UNABLE to stand the levity of the party joyously dancing onto the stage, petulant Richard bursts a balloon and, making a condom joke, flings the flaccid piece of rubber into the audience. It’s as clear a sign of which way this production is going to go as you could hope for. Winter of discontent meets summer season.
And it has to be said that the funny box stays open right the way through what turns out to be a fair old romp. This is a Richard who, between the business of performing a catalogue of ruthless murders, eschews no opportunity to get a laugh.
A stream of audience-inclusive asides and eye-rolling comic takes ensues, with – it has to be acknowledged – Richard not the only character responsible. All are in on the fun in Gregory Doran’s surprisingly light but always engaging production.
Down the years there have been many celebrated portrayals of Shakespeare’s creation of pure malevolence, remorselessly scheming and climbing to the top job on the still-warm bodies of so many victims. None, it has to be said, made the journey to hell with such bonhomie and skittish joy as this performance from Arthur Hughes.
Plots to incriminate the innocent, slaughter inconveniently placed children or force non-consenting women and girls into bed come across as mere ruses. This is no murdering king, this is just the prankster royal.
It’s great fun but what’s lost is the underlying menace and any chance of delving into the question of where the spur, or possibly even the justification, for such vile deeds springs from. It’s all just a very clever, very costly game. As the final battle approaches Richard snappishly even stomps his foot like spoilt child when told a supposed ally has changed allegiance and fled.
As a result it’s left to the women, powerless witnesses to such casual butchery, to provide gravitas and that they certainly do. Kirsty Bushell, Claire Benedict and the excellent Minnie Gale all turn in convincing performances of grief-stricken family members unable to stop the murderous juggernaut. In many productions these scenes seem secondary to the more important high drama elsewhere. Here they provide a welcome counterweight and the majority of the debate.
A strong cast, moody soundtrack and the RSC’s perennial policy of having every entrance performed at a gallop keep the action flowing nicely.

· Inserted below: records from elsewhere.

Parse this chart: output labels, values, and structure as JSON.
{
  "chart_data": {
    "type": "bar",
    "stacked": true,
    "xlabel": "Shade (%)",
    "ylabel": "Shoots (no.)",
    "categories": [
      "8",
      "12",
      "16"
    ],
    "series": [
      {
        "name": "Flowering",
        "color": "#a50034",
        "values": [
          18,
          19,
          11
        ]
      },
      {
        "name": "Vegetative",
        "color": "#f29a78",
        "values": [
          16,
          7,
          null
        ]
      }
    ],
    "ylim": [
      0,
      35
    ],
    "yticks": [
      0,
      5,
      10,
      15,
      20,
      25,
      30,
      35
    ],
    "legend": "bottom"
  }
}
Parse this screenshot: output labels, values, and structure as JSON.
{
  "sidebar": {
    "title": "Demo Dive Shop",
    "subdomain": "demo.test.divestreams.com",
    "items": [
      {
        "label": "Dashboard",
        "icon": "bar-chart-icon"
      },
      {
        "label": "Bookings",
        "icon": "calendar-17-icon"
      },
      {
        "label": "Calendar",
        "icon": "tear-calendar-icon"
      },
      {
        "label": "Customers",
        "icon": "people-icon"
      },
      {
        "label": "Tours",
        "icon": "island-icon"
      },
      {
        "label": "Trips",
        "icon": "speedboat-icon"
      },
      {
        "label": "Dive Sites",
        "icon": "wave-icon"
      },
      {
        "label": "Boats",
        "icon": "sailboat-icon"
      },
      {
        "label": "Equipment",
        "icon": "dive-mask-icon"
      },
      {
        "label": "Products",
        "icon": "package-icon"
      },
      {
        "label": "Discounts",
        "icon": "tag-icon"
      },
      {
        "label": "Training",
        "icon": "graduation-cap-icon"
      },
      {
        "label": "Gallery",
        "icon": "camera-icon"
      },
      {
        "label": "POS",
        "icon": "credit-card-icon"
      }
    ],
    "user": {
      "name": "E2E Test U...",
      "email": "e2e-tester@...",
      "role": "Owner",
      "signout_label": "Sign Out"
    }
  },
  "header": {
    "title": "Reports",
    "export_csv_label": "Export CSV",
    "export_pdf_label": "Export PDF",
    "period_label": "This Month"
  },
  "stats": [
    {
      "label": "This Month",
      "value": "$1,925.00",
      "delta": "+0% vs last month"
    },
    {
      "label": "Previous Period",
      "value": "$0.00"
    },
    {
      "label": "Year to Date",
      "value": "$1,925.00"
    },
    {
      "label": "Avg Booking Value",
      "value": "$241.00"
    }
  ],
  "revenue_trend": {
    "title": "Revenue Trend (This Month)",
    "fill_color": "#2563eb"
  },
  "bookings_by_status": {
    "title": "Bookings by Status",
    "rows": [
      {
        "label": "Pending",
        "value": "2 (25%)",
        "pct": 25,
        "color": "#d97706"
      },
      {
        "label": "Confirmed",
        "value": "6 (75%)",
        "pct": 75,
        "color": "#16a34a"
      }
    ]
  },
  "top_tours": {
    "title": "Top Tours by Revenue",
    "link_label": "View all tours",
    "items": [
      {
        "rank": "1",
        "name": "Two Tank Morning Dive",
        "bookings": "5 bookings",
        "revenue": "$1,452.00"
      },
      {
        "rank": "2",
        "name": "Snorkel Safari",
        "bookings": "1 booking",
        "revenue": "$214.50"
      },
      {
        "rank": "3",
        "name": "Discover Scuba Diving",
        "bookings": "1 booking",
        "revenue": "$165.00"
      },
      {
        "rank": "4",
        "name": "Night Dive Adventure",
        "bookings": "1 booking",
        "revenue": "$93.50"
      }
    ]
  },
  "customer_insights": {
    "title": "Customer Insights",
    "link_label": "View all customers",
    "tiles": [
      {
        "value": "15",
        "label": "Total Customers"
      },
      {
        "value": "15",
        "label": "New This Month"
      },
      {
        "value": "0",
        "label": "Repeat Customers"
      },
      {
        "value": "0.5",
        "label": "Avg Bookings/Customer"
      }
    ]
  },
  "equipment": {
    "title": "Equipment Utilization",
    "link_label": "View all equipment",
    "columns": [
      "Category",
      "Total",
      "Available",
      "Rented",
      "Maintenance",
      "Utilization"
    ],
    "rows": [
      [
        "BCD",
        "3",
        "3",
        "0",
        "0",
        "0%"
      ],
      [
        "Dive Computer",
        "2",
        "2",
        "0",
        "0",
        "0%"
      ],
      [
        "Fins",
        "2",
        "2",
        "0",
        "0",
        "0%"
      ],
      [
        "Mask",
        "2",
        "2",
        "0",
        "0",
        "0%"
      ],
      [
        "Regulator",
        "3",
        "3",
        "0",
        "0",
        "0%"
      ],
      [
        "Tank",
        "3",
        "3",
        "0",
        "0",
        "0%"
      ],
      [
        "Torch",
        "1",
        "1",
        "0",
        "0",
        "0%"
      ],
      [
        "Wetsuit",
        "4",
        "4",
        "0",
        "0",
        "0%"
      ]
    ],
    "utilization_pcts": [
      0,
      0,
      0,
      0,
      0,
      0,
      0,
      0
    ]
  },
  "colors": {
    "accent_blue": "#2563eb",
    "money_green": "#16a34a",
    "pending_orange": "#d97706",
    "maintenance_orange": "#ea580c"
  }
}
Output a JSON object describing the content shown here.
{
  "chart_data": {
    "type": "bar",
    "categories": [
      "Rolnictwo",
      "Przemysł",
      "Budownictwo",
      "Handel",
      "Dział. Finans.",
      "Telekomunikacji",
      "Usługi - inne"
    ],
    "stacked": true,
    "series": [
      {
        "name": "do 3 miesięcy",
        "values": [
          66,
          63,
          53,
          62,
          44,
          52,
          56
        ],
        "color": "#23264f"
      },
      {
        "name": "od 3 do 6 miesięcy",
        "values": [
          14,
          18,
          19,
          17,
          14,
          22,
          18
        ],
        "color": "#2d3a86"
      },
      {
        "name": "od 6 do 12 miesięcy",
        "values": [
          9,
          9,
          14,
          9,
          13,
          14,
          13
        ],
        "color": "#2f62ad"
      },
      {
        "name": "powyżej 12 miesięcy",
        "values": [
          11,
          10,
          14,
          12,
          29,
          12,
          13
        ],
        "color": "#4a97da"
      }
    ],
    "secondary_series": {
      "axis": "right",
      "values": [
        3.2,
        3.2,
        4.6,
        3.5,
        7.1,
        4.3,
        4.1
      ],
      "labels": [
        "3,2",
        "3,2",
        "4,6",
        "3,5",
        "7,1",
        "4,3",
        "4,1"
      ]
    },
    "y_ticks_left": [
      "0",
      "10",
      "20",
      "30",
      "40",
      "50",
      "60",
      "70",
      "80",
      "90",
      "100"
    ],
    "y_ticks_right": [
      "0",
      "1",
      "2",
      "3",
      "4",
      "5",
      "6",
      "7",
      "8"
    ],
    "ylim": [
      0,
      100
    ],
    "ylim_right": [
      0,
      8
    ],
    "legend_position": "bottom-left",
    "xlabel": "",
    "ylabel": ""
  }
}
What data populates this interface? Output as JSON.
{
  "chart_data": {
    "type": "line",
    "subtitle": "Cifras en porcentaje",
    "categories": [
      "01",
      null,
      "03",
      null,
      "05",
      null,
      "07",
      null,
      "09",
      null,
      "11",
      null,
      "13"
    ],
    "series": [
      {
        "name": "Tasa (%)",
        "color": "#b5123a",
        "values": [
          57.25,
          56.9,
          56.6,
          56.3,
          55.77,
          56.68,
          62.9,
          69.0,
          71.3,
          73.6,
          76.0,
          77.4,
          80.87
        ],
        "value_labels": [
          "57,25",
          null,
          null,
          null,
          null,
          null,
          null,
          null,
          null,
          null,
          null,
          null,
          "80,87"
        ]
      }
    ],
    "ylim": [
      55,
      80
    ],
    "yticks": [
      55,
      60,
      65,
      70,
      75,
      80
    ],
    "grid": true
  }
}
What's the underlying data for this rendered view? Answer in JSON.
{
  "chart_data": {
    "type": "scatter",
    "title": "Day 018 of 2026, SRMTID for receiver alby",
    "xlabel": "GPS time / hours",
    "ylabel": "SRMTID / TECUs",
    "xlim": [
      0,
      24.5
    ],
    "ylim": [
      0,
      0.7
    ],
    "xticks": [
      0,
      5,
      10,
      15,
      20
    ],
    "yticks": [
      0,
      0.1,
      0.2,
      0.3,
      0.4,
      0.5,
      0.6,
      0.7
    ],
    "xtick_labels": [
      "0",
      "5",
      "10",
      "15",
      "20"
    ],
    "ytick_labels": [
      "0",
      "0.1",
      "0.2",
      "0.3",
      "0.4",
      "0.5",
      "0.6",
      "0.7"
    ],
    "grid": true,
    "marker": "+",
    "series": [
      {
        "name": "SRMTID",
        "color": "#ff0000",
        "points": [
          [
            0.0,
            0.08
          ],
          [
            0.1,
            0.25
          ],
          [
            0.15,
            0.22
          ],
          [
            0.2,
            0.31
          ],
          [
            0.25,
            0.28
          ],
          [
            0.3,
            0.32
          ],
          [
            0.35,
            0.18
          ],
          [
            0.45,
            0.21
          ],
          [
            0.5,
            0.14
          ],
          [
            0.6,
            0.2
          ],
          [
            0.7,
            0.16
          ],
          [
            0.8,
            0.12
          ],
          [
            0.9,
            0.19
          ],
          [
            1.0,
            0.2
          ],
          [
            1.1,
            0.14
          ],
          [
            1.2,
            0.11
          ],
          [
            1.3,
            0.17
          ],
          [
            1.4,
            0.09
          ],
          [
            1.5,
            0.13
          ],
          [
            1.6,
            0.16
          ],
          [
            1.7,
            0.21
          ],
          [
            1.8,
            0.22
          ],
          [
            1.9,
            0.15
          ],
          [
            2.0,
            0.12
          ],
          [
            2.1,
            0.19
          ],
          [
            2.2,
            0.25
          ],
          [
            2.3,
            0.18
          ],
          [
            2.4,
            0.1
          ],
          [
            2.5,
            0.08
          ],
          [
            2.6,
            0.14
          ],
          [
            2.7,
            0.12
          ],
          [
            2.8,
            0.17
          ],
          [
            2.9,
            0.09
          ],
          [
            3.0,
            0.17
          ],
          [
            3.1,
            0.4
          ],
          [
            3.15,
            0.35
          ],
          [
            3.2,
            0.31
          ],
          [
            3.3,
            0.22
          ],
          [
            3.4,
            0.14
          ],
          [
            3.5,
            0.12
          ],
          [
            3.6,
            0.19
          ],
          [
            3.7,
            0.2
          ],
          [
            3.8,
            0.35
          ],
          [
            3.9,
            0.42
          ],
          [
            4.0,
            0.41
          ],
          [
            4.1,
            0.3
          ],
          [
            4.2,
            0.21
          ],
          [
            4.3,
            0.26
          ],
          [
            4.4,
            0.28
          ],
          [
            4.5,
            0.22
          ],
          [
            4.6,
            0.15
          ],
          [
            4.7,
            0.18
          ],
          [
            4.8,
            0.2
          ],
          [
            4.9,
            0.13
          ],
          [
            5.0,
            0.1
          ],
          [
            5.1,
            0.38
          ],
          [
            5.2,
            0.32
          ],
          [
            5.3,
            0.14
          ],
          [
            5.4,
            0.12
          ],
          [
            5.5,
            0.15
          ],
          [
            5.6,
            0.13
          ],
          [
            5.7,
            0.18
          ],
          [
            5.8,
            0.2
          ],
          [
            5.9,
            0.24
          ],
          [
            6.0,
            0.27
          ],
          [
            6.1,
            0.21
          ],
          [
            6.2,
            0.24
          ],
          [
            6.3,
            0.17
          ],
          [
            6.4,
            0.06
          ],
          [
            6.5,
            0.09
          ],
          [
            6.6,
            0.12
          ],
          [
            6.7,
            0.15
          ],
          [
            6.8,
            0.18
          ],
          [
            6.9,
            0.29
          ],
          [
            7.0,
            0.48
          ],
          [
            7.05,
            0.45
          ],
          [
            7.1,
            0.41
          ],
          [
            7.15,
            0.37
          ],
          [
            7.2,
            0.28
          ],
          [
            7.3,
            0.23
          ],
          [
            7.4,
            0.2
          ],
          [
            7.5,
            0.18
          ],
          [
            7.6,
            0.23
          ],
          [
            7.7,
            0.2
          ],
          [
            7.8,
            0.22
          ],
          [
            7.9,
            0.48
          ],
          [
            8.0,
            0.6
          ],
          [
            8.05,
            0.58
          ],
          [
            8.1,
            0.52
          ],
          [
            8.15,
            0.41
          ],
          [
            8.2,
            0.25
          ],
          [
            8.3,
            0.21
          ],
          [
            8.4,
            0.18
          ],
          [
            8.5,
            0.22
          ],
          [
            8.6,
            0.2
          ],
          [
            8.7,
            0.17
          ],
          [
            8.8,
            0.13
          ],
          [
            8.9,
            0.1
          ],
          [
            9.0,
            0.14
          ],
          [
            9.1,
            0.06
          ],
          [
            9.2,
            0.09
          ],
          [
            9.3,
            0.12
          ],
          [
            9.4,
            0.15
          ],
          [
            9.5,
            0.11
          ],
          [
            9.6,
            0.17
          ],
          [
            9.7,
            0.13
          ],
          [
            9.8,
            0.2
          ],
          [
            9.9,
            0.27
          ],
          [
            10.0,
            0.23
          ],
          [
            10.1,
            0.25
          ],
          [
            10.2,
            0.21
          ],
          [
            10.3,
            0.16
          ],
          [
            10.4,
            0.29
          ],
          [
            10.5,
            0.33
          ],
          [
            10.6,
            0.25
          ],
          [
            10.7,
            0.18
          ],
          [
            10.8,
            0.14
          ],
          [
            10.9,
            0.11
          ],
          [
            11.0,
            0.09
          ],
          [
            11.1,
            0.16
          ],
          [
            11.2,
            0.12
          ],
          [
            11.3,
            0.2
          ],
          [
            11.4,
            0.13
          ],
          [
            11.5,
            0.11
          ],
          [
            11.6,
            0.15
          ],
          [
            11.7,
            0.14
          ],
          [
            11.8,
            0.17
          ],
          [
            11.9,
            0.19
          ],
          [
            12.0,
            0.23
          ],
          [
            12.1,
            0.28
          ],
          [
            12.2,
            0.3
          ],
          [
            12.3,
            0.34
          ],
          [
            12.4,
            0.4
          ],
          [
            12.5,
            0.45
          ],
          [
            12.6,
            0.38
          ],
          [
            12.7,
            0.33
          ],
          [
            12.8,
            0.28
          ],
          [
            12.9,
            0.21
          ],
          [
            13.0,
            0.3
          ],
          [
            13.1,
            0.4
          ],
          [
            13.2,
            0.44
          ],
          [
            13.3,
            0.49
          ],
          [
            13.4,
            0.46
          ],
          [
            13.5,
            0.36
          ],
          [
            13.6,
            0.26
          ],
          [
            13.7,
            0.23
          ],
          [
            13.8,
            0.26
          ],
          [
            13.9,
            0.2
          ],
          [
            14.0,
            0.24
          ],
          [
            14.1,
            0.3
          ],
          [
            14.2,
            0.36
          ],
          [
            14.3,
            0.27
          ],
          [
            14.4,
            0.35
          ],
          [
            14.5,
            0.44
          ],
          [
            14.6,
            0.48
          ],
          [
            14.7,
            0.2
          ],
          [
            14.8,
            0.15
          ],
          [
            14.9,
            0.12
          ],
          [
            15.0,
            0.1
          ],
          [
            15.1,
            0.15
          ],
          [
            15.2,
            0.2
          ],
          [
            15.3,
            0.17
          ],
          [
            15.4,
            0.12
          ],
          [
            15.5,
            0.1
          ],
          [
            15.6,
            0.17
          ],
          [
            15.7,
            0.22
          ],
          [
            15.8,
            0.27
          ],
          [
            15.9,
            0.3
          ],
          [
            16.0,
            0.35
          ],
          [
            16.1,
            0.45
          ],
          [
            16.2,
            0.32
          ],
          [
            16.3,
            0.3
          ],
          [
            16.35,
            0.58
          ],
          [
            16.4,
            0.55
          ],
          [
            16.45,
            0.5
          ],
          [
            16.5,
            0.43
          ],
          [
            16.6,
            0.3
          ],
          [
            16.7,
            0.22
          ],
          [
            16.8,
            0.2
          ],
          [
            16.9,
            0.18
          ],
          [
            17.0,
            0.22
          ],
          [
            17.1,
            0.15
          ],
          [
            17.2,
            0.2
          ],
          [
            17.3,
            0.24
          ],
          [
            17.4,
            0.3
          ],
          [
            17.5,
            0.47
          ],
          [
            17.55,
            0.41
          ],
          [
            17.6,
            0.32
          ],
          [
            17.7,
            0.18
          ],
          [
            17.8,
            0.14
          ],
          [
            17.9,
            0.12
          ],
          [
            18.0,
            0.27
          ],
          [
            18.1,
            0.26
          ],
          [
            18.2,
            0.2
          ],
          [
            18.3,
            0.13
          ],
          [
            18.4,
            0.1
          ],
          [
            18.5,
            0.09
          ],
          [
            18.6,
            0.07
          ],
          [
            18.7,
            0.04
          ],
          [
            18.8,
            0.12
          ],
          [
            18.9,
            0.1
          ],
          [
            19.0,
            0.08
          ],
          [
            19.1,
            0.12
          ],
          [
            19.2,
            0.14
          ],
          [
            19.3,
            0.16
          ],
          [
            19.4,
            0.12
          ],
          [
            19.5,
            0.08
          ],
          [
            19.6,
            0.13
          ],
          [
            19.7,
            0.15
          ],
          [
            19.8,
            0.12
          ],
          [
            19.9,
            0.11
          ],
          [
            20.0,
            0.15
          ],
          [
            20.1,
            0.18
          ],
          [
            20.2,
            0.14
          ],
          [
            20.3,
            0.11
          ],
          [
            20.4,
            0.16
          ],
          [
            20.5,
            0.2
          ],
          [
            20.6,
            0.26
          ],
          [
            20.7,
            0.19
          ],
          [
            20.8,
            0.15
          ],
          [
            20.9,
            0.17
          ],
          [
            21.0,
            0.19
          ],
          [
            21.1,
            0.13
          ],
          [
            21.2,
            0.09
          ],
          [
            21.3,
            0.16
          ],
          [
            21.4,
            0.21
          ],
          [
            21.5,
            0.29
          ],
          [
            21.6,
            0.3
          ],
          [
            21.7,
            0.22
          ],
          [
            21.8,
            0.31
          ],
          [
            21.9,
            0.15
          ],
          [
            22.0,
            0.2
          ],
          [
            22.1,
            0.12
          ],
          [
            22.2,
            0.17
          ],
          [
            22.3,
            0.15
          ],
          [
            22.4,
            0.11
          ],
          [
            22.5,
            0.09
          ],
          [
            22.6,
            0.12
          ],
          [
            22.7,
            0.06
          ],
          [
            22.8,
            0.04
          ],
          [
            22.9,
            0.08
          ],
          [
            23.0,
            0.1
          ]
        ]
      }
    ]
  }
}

The production under the design of Stephen Crimson Lewis is very sparsely staged. There’s plenty of height at the back that’s not used. Towering over the stage is a vast stone cenotaph that has no clear purpose until the last few scenes of the whole play when it becomes the screen for a sharply-observed comment about the nature of pro-war media propaganda and then as the focal point for a single wreath commemorating the raft of victims direct or indirect from this conflict.
Equally impressive is the choreographing of the doomed Richard’s battle eve dream. Having the ghosts of his victims then form the horse which carries him into battle before disappearing is inspired. It’s a well-timed surprise of which there could perhaps have been more.
But the biggest surprise of this production lies in the huge gap between the debate the controversial build-up suggested would happen and the absence of any actual hoo-hah at all. Any possibility that this production would be a profound statement about the merits, indeed necessity, of a disabled actor playing the disabled king simply didn’t materialise.
This was a very creditable, very likeable performance by a fine actor steering things as far away from heavy political points as it’s possible to get.